Dr. Eric Xing is an associate professor in the School of Computer Science at Carnegie Mellon University. His principal research interests lie in the development of machine learning and statistical methodology; especially for solving problems involving automated learning, reasoning, and decision-making in high-dimensional, multimodal, and dynamic possible worlds in social and biological systems. Professor Xing received a Ph.D. in Molecular Biology from Rutgers University, and another Ph.D. in Computer Science from UC Berkeley. His current work involves, 1) foundations of statistical learning, including theory and algorithms for estimating time/space varying-coefficient models, sparse structured input/output models, and nonparametric Bayesian models; 2) computational and statistical analysis of gene regulation, genetic variation, and disease associations; and 3) large-scale systems for machine learning.

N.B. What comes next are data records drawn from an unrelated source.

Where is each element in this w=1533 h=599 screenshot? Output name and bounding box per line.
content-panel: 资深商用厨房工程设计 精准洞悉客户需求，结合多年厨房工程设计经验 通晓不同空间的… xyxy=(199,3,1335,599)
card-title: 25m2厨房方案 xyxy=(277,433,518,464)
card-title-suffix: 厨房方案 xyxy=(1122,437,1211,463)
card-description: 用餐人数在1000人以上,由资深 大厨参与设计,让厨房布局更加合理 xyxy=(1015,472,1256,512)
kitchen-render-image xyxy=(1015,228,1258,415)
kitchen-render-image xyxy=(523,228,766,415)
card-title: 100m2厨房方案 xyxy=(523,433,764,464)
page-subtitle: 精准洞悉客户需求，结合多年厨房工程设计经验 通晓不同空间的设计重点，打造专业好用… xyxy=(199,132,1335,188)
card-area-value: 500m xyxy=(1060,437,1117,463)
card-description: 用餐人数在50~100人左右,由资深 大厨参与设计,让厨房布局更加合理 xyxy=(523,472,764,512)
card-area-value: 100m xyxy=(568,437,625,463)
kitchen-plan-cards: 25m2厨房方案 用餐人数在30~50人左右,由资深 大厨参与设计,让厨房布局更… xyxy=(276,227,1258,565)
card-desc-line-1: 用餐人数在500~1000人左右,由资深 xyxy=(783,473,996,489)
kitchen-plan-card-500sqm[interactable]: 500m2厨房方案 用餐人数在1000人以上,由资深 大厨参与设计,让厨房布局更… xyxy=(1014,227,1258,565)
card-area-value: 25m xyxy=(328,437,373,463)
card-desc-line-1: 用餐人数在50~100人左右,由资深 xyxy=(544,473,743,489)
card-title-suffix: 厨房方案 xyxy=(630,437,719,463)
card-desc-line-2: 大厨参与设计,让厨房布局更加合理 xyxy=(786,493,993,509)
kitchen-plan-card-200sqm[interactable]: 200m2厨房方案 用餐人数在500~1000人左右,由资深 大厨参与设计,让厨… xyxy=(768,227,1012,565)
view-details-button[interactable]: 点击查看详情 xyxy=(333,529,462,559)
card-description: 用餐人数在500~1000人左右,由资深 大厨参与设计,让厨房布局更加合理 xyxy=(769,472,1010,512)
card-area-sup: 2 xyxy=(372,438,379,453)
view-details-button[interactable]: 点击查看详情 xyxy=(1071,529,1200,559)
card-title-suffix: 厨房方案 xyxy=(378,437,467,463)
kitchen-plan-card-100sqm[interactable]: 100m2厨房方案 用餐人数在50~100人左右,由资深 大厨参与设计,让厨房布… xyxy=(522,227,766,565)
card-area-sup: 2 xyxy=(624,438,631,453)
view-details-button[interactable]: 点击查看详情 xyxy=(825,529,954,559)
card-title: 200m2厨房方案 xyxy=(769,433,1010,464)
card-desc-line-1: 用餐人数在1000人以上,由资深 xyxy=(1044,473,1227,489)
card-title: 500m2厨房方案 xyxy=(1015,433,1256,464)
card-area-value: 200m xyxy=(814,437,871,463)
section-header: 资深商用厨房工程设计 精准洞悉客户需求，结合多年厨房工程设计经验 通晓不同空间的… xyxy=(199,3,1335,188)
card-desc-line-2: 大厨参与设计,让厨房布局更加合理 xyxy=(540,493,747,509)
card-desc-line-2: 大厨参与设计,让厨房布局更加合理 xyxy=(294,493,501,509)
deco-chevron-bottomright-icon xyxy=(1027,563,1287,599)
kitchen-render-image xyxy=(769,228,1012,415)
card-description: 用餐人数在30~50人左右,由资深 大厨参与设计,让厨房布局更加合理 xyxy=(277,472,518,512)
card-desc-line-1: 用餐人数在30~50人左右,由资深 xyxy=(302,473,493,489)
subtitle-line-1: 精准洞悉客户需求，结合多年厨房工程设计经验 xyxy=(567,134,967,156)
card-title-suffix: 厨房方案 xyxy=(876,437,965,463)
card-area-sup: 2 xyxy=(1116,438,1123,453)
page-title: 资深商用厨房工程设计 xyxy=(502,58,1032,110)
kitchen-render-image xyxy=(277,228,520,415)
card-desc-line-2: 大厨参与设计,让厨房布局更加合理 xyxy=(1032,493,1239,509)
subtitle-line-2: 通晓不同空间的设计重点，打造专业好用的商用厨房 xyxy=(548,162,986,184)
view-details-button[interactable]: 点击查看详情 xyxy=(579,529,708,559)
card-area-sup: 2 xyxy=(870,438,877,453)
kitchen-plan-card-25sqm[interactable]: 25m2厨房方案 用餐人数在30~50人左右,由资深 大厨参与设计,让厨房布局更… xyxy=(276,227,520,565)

Professor Xing has published over 190 peer-reviewed papers, and is an associate editor of the Annals of Applied Statistics (AOAS), the Journal of American Statistical Association (JASA), the IEEE Transaction of Pattern Analysis and Machine Intelligence (PAMI), the PLoS Journal of Computational Biology, and an Action Editor of the Machine Learning Journal (MLJ), the Journal of Machine Learning Research (JMLR). He is a member of the DARPA Information Science and Technology (ISAT) Advisory Group, a recipient of the NSF Career Award, the Sloan Fellowship, the United States Air Force Young Investigator Award, the IBM Open Collaborative Research Award, and best paper awards in a number of premier conferences including UAI, ACL, SDM, and ISMB. He is the Program Chair of ICML 2014 to take place in Beijing.